On June 5, Konstantin Mashovets, a military observer for the “Information Resistance” group, published an expert analysis on the deployment of a naval group on Azov by the Russian aggressor. The observer states that :at the first stage of the creation and deployment of the so-called “Azov Naval Region”, the Russian command will probably take advantage of the manning capabilities of the Black Sea Fleet and the Caspian Flotilla”.

He points out that the largest ships that can be transferred to the so far virtual “area” will most likely be class ships – “small anti-submarine ship”, “small missile ship” and “patrol ship” that is, regarding to other classification, “corvettes”, and that “large landing ships, frigates, and so on, of course, can operate in the Sea of Azov, but they are unlikely to be there on a permanent basis”.

The expert points out that “there are few convenient base points for them – they can be counted on the fingers of one hand, and all of them can be … in the “threatened zone””. At the same time, Mashovets adds, there are “sparsely” ships of the “corvette” class, of which the aggressor in the Black Sea Fleet has up to 20 units, and they are all “loaded with specific “work” within the framework of” Russian naval aggression in the Black Sea.

Speaking about the Russia’s Caspian Flotilla, the expert points out that “from the Caspian in the general dimension, the Russians can drag another 10 corvette-class ships through the Volga-Don Canal” to the Sea of Azov, but “now the situation in the Caspian is not so simple … to take it like that the entire combat core of the Caspian flotilla, spitting on the whole complexity of the “military-political situation” there, will be transferred to Azov”.

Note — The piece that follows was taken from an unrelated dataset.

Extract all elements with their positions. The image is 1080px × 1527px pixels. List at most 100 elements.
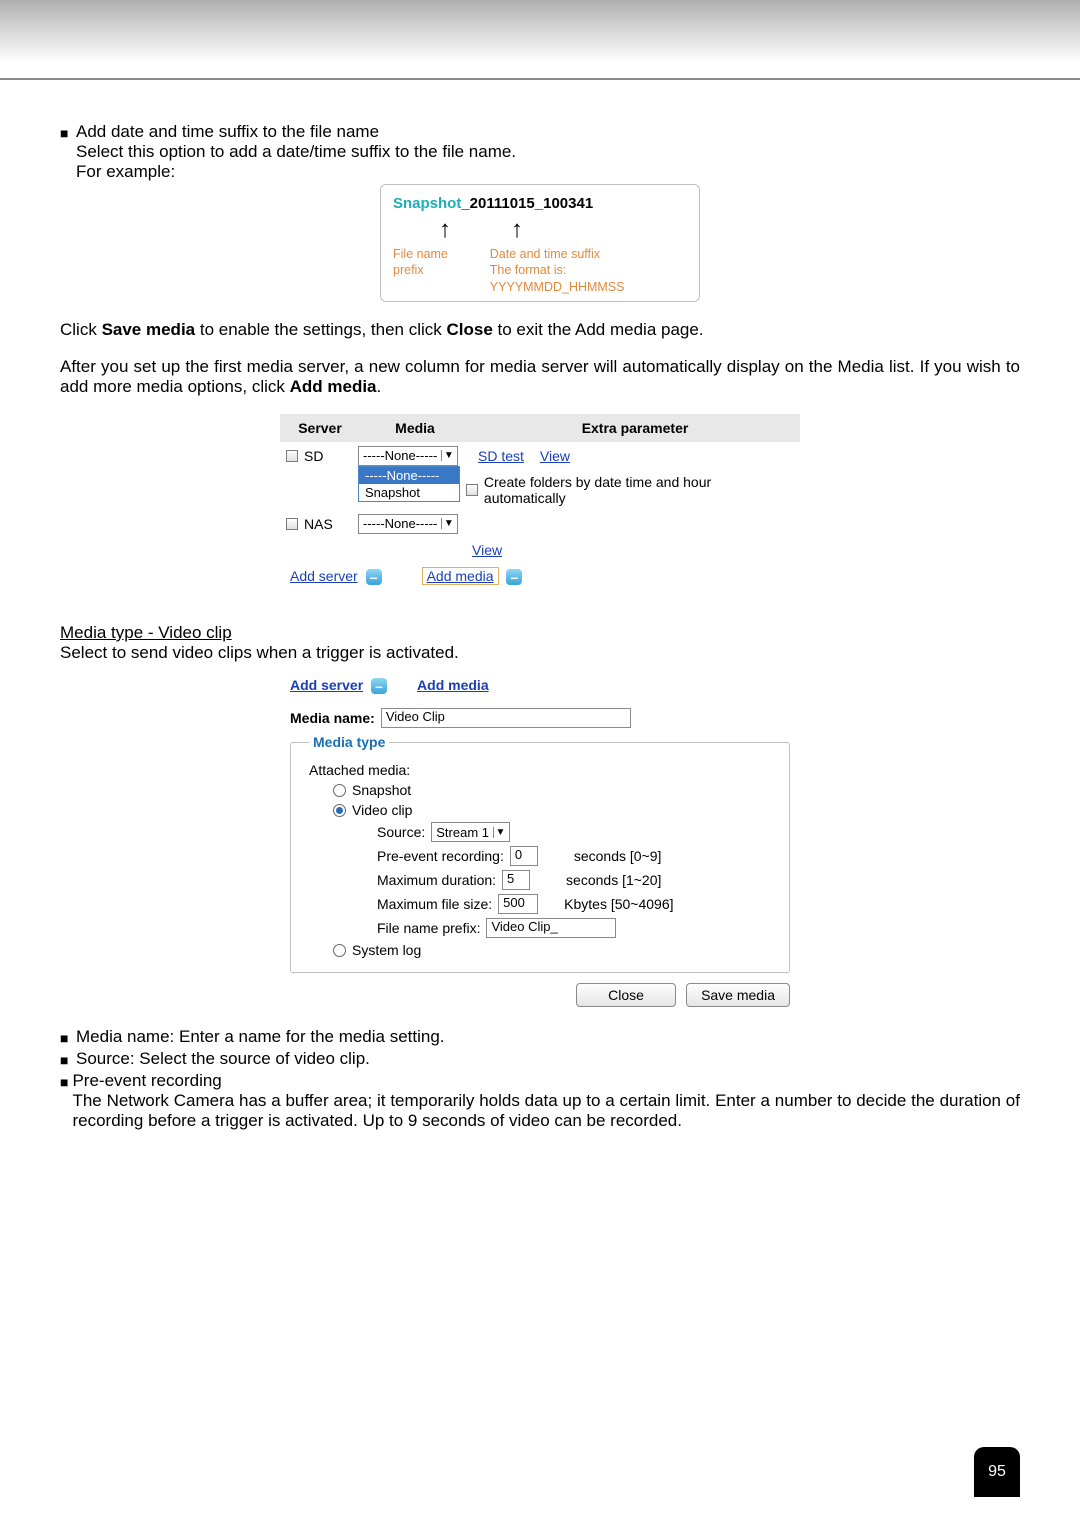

Therefore, the expert predicts that in addition to the three “Caspian” artillery boats of the “Shmel” (“Bumblebee”) project that the aggressor has in Temryuk, the Russian Federation can transfer to the Sea of Azov “a maximum of 3-4 ships of the corvette class” and that “Russians can lock 1-2 large landing ships in Sea of Azov on a permanent basis for “coastal” navigation for military purposes”.